Portrait de famille: l'expérience de deux mamans amoureuses et complices

Portrait de famille: l'expérience de deux mamans amoureuses et complices
Carole et de Mariannick ont 3 enfants ensemble et elles toutes les deux vécu l’aventure de la grossesse.

22 janvier 2016 | L’histoire de Carole Sinou et de Mariannick Archambault ressemble à bien d’autres récits de maternité, à cela près qu’elle implique deux femmes amoureuses aujourd’hui mères de trois enfants.

« Notre envie d’enfant a été discutée dès le début de notre couple. Je pense d’ailleurs qu’il n’aurait pas pu durer si l’une de nous deux n’avait pas voulu d’enfant, dit Carole. Sauf que pour nous, il ne suffisait pas d’arrêter la pilule et d’essayer! »

La Coalition des familles LGBT, qui a pour mandat de veiller au respect des droits des familles homoparentales, leur a permis de découvrir leurs options pour fonder une famille. Pour le premier enfant, le choix a été simple, puisqu’il était clair que Mariannick voulait vivre une grossesse, alors que pour Carole, ce n’était pas une nécessité. «  Durant la grossesse de Mariannick, je me suis toutefois rapidement rendue à l’évidence que je voulais vivre les deux côtés de l’expérience », confie Carole. Coup de chance : dans les deux cas, l’insémination (du même donneur) a fonctionné au premier essai.

Expérience positive

« Quand Mariannick m’a parlé de la possibilité de pratiquer l’allaitement double, j’étais enthousiaste à l’idée que nous puissions toutes les deux avoir un lien si intime avec notre enfant et de pouvoir se relayer pendant les poussées de croissance et les nuits! », raconte Carole. Option doublement utile dans le cas des jumeaux par la suite!

Dès le départ, elles ont décidé d’un commun accord de toutes deux se faire appeler « maman » par leurs enfants. Aujourd’hui, selon l’humeur et l’urgence de la demande, on entend des « Maman Role » et des « Maman Nick » en canon!

Elles s’estiment chanceuses d‘avoir des familles très ouvertes. Elles peuvent également compter sur un service de garde « fantastique ». Au sein d’une société où le couple hétéro est la norme, elles changent à leur façon les mentalités par de petits gestes. À la fête des pères, par exemple, les éducatrices proposent à leurs enfants de créer un bricolage pour grand-papa ou tonton.

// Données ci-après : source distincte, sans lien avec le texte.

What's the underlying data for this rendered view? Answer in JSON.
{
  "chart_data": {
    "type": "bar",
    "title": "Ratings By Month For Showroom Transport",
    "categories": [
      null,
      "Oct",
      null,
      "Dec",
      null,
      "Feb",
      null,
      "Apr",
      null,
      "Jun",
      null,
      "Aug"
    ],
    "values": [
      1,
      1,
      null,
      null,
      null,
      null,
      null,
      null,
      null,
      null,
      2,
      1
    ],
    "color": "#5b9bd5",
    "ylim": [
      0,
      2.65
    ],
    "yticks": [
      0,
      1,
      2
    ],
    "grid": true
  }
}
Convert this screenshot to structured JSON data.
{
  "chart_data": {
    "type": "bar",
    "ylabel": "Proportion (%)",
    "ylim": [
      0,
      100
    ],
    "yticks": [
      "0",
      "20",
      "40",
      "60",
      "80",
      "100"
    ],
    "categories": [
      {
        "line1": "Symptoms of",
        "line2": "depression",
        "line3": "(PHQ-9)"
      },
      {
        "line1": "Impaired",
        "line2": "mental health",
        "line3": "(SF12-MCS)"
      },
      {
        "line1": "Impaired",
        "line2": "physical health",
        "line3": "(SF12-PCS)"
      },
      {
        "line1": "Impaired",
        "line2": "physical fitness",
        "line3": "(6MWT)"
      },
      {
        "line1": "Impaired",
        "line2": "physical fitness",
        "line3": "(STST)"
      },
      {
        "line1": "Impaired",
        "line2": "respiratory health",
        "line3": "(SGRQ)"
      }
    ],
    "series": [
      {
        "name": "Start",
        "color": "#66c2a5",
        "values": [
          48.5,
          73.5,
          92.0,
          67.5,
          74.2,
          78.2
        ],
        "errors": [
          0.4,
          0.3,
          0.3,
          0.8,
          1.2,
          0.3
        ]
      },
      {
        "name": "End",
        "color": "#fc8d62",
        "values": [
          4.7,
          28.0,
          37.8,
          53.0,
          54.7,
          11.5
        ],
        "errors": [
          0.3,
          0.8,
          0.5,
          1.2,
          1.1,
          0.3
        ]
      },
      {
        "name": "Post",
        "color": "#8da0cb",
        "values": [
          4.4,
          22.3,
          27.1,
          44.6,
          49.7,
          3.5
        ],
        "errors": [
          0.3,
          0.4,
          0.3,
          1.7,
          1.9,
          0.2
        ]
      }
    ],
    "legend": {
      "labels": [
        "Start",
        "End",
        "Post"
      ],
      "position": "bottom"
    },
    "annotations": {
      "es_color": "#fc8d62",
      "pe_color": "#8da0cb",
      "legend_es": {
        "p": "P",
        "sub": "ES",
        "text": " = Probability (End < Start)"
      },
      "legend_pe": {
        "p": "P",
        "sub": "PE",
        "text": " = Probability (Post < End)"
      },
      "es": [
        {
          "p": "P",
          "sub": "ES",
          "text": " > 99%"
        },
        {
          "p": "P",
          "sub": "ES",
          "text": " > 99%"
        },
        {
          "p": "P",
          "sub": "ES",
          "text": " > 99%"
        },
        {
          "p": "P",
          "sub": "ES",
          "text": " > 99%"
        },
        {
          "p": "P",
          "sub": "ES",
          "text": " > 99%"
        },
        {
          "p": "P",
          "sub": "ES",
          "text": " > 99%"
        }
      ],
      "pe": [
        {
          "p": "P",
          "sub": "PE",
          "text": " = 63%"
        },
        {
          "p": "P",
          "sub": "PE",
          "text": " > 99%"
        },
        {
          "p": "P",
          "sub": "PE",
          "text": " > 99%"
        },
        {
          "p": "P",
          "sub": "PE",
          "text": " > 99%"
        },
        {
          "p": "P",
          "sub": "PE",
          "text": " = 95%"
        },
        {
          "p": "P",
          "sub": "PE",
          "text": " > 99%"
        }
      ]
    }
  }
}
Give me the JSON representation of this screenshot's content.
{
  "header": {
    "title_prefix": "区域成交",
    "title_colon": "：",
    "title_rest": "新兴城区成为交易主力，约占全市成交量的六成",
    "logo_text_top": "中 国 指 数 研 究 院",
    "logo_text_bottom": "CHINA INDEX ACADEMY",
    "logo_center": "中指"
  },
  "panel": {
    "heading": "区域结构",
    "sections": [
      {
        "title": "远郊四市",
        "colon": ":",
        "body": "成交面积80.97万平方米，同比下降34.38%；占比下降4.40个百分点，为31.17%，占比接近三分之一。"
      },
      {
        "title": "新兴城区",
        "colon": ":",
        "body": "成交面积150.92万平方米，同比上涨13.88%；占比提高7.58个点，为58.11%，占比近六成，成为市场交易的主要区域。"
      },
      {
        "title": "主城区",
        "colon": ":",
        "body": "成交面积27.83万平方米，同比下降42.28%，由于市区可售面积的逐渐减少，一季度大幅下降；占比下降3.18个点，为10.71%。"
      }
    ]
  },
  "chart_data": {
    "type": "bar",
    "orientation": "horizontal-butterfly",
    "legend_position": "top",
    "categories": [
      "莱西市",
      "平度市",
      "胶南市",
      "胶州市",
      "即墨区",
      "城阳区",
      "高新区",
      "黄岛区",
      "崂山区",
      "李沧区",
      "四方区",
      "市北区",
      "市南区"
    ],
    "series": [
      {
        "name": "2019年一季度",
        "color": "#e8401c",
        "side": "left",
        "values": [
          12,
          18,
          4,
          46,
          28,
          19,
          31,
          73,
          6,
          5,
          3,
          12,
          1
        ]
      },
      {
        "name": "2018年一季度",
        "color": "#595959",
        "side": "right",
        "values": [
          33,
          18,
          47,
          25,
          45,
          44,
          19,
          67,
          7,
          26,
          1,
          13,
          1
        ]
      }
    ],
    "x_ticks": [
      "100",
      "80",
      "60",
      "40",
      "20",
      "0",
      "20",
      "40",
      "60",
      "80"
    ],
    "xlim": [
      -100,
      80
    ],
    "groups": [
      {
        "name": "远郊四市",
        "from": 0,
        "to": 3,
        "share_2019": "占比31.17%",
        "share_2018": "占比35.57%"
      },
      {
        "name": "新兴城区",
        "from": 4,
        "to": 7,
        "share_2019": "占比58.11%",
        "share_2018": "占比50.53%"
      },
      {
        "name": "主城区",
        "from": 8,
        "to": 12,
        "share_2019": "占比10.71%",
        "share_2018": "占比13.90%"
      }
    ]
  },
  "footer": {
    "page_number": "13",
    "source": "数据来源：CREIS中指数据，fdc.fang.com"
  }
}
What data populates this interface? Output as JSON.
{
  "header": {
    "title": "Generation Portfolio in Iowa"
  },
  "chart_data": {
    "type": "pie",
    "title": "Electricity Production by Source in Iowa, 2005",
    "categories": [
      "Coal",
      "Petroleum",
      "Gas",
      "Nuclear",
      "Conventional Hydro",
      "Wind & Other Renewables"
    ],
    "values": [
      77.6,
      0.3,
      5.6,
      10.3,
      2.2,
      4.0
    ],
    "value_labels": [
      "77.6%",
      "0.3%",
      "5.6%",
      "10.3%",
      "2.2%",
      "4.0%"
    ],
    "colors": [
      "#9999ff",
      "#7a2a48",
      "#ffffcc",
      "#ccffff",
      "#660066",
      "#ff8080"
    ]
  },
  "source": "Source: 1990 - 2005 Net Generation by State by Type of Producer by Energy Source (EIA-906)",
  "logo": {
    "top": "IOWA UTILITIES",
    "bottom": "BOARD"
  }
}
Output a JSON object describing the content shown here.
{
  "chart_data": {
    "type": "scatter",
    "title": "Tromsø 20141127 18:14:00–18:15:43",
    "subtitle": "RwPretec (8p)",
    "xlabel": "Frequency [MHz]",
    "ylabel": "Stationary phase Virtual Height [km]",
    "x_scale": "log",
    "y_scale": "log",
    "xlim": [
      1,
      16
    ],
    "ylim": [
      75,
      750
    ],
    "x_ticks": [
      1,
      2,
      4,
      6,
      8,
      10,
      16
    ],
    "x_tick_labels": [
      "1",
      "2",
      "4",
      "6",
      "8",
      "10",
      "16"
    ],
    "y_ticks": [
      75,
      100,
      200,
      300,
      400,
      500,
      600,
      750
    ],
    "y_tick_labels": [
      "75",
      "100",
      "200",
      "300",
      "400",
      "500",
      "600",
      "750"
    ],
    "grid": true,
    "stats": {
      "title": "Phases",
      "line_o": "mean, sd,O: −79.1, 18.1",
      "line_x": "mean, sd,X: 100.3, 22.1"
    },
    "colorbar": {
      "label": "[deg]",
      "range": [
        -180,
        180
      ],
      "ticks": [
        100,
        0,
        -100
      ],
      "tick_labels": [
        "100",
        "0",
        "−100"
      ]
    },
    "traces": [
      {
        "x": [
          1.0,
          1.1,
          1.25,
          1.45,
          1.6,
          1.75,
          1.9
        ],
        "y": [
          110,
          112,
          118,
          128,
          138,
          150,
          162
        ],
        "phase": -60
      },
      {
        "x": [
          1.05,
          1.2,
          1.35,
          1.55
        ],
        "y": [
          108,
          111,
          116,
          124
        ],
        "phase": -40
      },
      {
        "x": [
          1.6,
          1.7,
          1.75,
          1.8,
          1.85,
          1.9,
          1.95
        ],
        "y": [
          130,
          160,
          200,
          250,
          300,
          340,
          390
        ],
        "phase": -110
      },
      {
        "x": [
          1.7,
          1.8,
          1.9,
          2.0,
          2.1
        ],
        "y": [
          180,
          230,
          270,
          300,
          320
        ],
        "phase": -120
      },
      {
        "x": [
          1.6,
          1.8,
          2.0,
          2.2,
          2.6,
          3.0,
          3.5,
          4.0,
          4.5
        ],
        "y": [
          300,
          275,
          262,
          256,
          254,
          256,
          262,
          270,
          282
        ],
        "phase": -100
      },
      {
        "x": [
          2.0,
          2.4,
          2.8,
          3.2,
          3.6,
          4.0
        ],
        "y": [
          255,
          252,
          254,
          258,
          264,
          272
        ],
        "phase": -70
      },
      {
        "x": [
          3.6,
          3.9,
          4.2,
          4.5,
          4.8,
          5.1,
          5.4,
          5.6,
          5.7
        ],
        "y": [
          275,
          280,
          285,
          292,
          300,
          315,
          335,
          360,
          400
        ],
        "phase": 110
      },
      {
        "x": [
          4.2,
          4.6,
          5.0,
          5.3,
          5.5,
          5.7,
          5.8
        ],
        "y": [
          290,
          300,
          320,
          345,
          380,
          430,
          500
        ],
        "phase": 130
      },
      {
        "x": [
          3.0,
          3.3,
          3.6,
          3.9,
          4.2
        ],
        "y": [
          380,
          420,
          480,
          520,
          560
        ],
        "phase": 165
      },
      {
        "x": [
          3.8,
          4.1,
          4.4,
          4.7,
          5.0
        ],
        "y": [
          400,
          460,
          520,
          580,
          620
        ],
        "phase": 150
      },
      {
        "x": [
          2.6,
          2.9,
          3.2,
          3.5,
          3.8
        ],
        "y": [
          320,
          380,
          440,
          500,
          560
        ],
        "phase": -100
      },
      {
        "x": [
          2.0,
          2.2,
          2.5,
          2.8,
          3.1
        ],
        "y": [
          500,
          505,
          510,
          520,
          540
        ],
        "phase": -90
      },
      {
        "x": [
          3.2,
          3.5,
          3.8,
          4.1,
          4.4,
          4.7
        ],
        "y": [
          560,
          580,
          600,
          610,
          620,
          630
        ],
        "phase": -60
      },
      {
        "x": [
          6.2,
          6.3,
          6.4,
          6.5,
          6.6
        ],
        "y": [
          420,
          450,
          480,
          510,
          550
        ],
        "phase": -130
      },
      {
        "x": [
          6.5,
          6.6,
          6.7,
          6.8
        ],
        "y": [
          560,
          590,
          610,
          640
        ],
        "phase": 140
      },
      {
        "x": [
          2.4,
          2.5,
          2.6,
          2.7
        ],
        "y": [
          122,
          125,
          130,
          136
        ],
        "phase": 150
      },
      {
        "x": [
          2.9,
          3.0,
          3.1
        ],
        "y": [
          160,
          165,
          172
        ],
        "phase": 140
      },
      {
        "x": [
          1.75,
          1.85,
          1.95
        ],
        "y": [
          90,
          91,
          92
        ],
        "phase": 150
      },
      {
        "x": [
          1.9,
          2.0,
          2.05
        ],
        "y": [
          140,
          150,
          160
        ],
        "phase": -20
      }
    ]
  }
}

Les deux biologistes sont d’ailleurs également bénévoles au GRIS-Montréal, organisme qui, depuis 20 ans, démystifie l’homosexualité dans les écoles. « L’éducation des gens face à cette réalité est la meilleure façon de faire tomber les tabous et les préjugés », dit Mariannick.

Présence masculine

« Dans le regard de la société, c’est toujours le papa qui est strict. Si tu demandes à Ludovic, c’est moi la maman qui dit non et c’est Mariannick qui cède », rigole Carole. Mais même si il n’y a pas de papa à la maison, la présence de modèles masculins est très importante pour elles. La famille côtoie donc régulièrement grands-papas et tontons. « Ludovic adore regarder mon père se raser lors de ses visites », souligne Carole. Les deux mamans participent aussi à des activités en compagnie d’autres familles de la Coalition. « Certains ont des enfants plus vieux, c’est intéressant de discuter et de partager ce que l’on vit avec eux », affirme Mariannick.

Aucun tabou

 « Plus on est à l’aise dans nos choix, plus facile ce sera d’en parler à nos enfants, poursuit Mariannick. Notre plus vieux comprend qu’il a deux mamans, mais pour lui ce n’est pas anormal. Il y a tellement de modèles différents aujourd’hui : enfant adopté, famille recomposée… »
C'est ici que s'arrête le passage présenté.